Ehemaliges Bürohaus wird bewohnbar

Auf den ersten Blick ist die Immobilie nicht mehr als früheres Bürogebäude zu erkennen.
Quelle: BauWerkStadt Architekten Bonn, Urheber: Nikolaus Decker

Köln. Der Domstadt gehen die Büroflächen aus. Trotzdem scheint es manchmal lukrativer, leer stehende Büros in Wohnraum zu verwandeln. Genau das plant die Wohnungsgesellschaft des rheinischen Handwerks aktuell in der Hohen Pforte 4-6. Hier soll ein Bürohaus aus den 1960er Jahren in 58 Mietwohnungen umgebaut werden.

Die Lage ist fantastisch, das Objekt selbst eher das Gegenteil. Die rund 55 Jahre alte Gewerbeimmobilie an der Hohen Pforte 4-6 liegt genau zwischen dem Kölner Waidmarkt und der Ia-Einkaufslage Schildergasse. Anfang der 1960er Jahre wurde sie von einem Kölner Textilunternehmer errichtet.

"Damals befanden sich neben Verwaltungs- auch Produktions- und Lagerflächen in dem Objekt", erläutert Michael Ammann, Vorstand der Wohnungsgesellschaft des rheinischen Handwerks. Sein Unternehmen hat die Immobilie zum Jahreswechsel 2014/15 erworben. Da wurde sie bereits ausschließlich als Büro genutzt.

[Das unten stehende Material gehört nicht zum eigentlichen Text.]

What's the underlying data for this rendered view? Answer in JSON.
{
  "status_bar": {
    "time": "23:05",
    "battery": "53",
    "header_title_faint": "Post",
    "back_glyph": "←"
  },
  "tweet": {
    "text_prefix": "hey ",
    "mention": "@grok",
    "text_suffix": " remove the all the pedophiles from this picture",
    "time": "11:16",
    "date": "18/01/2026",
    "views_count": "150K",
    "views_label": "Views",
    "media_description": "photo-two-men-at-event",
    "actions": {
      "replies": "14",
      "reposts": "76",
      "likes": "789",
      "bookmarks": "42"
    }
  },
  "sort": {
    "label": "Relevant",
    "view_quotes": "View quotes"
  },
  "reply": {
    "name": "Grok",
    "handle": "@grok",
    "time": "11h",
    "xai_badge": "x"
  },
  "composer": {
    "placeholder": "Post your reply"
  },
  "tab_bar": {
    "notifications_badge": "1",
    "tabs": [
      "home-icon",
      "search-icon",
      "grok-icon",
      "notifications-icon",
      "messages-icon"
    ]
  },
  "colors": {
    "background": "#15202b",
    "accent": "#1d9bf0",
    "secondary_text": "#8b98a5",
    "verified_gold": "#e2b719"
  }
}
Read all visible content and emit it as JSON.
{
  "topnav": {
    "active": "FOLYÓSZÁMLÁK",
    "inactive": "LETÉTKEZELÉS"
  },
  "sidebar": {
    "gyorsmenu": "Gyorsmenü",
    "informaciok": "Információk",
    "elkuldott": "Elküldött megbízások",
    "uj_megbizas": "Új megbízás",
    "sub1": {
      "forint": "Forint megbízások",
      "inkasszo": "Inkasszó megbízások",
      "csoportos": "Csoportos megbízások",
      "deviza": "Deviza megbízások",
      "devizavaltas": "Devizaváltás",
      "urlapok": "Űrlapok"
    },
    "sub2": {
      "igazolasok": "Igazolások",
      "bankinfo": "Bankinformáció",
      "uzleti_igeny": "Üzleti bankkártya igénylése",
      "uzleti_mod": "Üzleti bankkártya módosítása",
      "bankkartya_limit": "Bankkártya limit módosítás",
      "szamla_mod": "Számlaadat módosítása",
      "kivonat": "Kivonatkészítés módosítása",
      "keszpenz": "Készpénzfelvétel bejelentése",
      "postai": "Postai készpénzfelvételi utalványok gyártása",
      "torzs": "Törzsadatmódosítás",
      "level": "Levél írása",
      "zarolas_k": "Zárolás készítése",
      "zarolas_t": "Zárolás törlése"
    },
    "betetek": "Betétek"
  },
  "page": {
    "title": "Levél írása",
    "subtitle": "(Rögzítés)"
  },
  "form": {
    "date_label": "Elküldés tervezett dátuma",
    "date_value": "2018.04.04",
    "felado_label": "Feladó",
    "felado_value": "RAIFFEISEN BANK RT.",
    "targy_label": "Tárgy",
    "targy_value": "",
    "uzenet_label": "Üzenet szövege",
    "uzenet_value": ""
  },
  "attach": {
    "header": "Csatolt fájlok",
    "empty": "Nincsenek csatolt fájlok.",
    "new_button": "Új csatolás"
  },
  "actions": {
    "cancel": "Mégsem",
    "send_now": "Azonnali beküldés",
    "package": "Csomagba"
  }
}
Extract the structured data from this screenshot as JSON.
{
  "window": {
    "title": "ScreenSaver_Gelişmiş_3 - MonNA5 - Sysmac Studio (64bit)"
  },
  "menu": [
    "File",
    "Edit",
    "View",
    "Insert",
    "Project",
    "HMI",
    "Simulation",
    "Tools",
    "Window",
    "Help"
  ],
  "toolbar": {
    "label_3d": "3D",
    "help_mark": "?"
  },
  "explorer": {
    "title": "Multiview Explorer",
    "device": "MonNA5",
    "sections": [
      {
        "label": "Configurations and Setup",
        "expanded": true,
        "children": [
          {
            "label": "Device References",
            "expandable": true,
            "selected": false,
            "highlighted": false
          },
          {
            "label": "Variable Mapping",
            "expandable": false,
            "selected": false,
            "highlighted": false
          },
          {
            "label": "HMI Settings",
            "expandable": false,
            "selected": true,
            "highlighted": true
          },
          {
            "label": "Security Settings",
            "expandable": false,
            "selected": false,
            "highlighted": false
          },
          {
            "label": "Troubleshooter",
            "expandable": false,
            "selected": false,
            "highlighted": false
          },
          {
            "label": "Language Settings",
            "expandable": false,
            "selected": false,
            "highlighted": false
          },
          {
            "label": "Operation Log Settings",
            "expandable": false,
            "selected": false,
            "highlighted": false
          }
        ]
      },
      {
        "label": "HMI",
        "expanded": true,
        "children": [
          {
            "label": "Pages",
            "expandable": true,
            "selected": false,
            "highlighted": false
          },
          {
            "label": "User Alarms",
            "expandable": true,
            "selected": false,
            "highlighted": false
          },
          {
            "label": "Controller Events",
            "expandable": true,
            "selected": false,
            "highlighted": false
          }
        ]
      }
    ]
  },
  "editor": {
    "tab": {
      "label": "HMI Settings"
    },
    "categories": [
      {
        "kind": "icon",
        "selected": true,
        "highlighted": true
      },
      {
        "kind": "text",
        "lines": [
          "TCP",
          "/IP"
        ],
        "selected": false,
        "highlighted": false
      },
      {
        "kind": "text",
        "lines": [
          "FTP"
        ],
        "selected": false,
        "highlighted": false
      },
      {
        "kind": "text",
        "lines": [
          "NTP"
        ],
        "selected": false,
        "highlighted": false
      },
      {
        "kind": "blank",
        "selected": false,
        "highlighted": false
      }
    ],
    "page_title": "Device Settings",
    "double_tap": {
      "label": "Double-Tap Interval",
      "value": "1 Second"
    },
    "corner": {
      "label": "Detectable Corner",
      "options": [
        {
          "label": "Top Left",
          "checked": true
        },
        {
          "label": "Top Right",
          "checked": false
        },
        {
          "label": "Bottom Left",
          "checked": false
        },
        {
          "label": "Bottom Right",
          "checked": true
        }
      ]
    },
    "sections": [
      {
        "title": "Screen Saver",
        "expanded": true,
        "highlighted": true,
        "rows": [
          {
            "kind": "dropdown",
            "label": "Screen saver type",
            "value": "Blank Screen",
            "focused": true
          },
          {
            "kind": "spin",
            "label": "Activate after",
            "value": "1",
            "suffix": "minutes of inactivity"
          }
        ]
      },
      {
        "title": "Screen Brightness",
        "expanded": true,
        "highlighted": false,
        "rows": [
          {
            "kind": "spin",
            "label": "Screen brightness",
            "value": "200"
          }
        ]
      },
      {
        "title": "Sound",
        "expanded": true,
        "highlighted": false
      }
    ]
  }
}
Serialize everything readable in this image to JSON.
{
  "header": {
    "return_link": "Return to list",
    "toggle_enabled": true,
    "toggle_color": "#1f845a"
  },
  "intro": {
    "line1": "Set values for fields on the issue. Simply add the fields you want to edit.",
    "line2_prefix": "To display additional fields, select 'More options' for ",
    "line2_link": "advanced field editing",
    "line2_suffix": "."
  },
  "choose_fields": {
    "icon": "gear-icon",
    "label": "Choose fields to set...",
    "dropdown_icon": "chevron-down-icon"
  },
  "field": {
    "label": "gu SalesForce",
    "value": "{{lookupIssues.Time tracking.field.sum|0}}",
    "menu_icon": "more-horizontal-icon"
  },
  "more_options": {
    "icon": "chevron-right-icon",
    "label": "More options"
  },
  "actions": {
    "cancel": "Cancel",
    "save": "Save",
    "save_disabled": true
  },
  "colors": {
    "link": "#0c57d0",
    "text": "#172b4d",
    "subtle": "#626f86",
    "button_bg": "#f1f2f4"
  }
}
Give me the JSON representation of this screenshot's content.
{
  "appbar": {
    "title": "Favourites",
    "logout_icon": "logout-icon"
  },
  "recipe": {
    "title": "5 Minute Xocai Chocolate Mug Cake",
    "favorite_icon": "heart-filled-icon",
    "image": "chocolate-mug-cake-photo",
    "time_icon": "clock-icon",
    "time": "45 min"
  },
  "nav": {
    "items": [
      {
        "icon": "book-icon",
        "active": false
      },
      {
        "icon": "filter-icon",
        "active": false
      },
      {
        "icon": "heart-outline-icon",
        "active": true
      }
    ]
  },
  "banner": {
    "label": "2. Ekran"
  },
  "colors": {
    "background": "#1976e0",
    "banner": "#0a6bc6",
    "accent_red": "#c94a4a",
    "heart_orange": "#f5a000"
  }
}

Vor etwa einem viertel Jahr zogen die letzten Mieter aus der Immobilie aus. Nun will der Eigentümer die vier Büroetagen komplett entkernen und in Wohnungen umwandeln. Zudem ist geplant, das Haus um ein Staffelgeschoss aufzustocken, das aus statischen Gründen allerdings in Holzrahmenbauweise erstellt wird.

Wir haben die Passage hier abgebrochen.